PORDENONE. Arriva a Pordenone, come da tradizione, il Festival Mondiale del Folclore Giovanile, evento ormai consolidato – e ampiamente conosciuto – promosso dall’Associazione folcloristica giovanile regionale in collaborazione con l’Unione Gruppi Folcloristici del Friuli Venezia Giulia, la Regione, i Comuni di Pordenone, Udine, Arta Terme, Capriva del Friuli, Cormons, Pasian di Prato e Roveredo in Piano, nonché con la partecipazione della Fondazione Friuli e il sostegno di numerose realtà territoriali.

Quattro i gruppi ospiti della rassegna 2018, che trasforma la regione in un palcoscenico internazionale dedicato al meglio del folclore in “erba”: tre arrivano dall’estero, per la precisione da Ucraina, Kazakistan e Serbia, e uno dalla Sardegna, per un totale di ben 130 ragazzi e ragazze coinvolte. A fare gli onori di casa a Pordenone sarà il gruppo Federico Angelica Danzerini di Aviano. L’appuntamento è per lunedì 9 luglio alle 20.30 in piazza XX Settembre, dove i gruppi si esibiranno dopo aver sfilato in centro storico.

Alle 21 al ParcoBaleno di viale Martelli prende il via nell’Estate a Pordenone la rassegna per famiglie il Teatro c’era una volta a cura di Ortoteatro.

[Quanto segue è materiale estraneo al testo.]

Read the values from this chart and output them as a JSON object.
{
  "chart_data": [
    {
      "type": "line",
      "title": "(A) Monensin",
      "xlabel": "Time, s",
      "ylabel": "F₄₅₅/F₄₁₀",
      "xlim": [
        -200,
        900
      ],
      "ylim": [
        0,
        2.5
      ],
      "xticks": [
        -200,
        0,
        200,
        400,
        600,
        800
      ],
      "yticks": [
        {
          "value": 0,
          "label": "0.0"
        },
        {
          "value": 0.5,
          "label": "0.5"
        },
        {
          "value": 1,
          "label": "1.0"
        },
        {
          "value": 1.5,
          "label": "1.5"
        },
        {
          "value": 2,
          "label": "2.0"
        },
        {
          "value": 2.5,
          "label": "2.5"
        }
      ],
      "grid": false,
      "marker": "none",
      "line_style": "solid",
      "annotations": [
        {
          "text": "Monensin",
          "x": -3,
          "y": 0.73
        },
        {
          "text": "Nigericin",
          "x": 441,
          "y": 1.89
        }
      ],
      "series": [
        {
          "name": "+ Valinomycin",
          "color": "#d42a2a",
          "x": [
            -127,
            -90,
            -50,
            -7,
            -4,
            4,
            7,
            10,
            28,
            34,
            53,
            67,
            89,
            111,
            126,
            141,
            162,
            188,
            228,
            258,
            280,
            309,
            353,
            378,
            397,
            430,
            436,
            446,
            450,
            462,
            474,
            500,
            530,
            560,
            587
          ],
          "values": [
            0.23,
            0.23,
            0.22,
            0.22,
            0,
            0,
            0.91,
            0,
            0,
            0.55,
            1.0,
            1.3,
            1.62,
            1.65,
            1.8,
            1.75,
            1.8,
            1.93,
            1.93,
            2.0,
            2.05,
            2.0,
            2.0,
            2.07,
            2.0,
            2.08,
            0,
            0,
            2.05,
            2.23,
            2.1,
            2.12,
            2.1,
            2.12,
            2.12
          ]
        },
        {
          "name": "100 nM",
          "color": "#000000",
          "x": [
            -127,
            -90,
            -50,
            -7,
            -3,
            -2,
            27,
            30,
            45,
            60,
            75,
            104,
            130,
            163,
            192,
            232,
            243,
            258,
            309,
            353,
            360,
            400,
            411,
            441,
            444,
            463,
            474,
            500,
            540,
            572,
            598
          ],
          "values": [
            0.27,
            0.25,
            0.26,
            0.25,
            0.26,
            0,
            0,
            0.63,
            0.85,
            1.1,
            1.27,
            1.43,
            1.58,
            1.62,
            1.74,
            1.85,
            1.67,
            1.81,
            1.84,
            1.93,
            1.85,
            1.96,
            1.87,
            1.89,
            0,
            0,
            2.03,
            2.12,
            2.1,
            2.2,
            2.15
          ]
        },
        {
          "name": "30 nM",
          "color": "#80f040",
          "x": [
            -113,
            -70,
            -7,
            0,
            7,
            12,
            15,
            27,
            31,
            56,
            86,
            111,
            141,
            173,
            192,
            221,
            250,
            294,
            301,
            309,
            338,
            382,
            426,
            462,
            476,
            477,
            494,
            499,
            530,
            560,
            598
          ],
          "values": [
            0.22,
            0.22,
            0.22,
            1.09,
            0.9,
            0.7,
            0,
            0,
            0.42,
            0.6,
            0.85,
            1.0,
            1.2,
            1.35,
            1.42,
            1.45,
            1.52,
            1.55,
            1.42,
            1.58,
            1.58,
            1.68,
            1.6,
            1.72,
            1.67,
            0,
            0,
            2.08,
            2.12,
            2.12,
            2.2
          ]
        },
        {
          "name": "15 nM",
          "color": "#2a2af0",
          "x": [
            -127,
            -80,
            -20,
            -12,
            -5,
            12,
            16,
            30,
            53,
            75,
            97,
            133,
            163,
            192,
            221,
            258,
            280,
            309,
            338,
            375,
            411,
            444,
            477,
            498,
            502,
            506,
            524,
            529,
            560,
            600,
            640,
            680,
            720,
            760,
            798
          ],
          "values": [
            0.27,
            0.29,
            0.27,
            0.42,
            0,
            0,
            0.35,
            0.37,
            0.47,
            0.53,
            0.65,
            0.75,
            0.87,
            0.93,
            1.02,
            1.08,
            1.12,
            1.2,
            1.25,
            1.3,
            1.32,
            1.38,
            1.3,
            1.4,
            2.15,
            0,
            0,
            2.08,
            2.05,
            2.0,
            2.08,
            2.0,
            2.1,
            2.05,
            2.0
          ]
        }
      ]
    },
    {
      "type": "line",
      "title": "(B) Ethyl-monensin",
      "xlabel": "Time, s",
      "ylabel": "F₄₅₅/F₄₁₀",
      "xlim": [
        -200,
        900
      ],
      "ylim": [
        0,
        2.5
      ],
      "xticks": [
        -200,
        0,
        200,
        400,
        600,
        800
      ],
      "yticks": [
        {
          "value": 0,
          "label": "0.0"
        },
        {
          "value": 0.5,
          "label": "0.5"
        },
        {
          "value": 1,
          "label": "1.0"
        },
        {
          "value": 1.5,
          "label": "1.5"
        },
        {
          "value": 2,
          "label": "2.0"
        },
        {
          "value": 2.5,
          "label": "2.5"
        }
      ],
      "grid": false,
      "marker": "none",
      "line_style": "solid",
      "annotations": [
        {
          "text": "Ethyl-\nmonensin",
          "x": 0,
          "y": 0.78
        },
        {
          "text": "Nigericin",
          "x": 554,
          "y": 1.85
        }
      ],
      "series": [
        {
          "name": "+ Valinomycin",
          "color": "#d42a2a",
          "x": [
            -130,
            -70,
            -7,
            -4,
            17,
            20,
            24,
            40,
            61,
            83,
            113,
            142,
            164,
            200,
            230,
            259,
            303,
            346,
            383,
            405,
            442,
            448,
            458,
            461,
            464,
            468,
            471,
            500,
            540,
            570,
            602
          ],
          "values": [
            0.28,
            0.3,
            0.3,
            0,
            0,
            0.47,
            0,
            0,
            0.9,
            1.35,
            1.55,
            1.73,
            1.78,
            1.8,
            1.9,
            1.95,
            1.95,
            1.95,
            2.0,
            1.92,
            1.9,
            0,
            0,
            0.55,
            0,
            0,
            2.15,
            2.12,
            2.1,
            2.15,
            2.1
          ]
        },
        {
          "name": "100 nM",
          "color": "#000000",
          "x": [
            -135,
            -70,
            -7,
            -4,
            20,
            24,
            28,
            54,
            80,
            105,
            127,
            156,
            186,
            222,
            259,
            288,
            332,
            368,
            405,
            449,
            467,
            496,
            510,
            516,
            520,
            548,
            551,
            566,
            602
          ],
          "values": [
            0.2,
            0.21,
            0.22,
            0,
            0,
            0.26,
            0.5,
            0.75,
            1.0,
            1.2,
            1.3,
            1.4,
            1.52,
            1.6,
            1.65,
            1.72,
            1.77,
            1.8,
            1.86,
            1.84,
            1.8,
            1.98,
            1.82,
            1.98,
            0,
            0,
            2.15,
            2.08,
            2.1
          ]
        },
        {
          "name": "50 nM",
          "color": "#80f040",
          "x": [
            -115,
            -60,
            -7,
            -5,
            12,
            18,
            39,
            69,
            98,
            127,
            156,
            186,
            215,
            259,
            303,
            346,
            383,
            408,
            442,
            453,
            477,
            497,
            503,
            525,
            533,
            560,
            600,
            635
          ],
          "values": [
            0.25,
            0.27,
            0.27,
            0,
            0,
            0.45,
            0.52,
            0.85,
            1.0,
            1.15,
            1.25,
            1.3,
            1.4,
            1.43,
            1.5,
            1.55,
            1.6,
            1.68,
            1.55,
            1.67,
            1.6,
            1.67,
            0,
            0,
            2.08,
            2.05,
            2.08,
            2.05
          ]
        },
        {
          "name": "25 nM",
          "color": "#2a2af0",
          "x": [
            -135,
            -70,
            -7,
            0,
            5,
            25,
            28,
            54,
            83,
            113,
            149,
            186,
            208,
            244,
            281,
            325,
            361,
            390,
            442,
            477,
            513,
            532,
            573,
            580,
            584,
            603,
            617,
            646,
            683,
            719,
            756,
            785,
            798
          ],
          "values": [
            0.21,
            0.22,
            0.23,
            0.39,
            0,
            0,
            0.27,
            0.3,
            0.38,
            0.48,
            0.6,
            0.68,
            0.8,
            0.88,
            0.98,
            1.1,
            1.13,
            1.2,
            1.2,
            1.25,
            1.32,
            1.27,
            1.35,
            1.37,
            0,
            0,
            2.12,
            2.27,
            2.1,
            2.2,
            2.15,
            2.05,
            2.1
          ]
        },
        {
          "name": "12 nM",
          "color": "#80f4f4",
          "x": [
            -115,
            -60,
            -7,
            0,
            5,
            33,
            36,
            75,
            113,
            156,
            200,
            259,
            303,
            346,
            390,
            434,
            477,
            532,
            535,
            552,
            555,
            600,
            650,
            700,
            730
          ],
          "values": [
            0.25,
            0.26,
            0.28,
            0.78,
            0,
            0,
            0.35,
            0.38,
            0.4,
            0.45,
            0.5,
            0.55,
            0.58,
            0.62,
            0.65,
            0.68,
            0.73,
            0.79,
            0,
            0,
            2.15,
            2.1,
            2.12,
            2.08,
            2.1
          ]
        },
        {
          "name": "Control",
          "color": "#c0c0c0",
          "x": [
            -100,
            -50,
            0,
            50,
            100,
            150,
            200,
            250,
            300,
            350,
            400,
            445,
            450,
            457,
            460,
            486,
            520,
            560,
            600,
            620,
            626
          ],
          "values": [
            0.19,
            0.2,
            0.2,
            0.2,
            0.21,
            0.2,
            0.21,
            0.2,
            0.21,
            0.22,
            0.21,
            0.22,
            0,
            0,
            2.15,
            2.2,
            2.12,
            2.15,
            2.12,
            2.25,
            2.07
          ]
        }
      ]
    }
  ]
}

A portare sulla scena La vera storia di Celestino Principe (spettacolo di burattini a guanto) sarà la Compagnia Nasinsù Sandra Pagliarani. La storia narra della fiera della scelta bandita nel regno di Bellonia per trovare moglie al Principe Azzurro. Per legge, tutte le fanciulle del Regno, devono partecipare alla Concorso: comincia così la corsa per essere prescelte e tra tranelli, imbellettamenti vari anche Bella, Cenerella e Bianca si sfideranno senza esclusione di colpi. Una storia tutta femminile tra l’essere e l’apparire perché i princìpi sono più importanti dei Principi.

Mary Barbara Tolusso

Secondo atto per la Festa della Poesia 2018 nella “città della poesia”: lunedì dalle 21 nella Loggia del Municipio a Pordenone, riflettori su molte delle più amate voci poetiche del Friuli Venezia Giulia e dintorni, capitanate da Roberto Cescon, artista e conduttore della serata che, come sempre, ha contribuito a curare. Ancora una volta potremo scoprire inediti, gustare “lavori in corso”, ritrovare voci che ritornano dopo tanto tempo, o sentirle per la prima volta, come nel caso della poetessa Ilaria Boffa. Con lei si avvicenderanno autori familiari al grande pubblico, come Mary Barbara Tolusso in queste settimane alla testa delle classifiche di vendita grazie al nuovo romanzo Longanesi, e Antonella Sbuelz insignita di molti Premi fra i quali l’”Alda Merini”.

E ci saranno l’isontino Daniele Orso, che ha pubblicato La difesa dell’Armata rossa (Oedipus), e Alberto Trentin che ha da poco dato alle stampe Vuoto d’ossa (Arcipelago). Oltre a loro la poesia di Alberto Cellotto, Ferruccio Giaccherini, Isabella Serra. Insieme, con i loro versi, testimonieranno la varietà e fecondità produttiva delle ultime stagioni: ogni autore con i suoi libri ha aggiunto importanti tasselli di un personale lavoro sulla parola che arriva al pubblico con forte emozione. In questo tempo di cambiamento ed evoluzione spesso traumatica della realtà, la poesia rimane lo strumento più adatto per tracciare i nostri più intimi sentieri, per toccare temi universali nei quali ciascuno si può riconoscere: dall’amore al viaggio, dalla distanza all’io, in un alternarsi di suggestioni. La “Festa di Poesia” 2018 è come sempre promossa dal Comune di Pordenone attraverso la Biblioteca Civica nell’ambito dell’Estate a Pordenone 2018, in collaborazione con la Fondazione Pordenonelegge.it e sostenuta da Camera di Commercio, Crédit Agricole FriulAdria e Park Hotel Pordenone.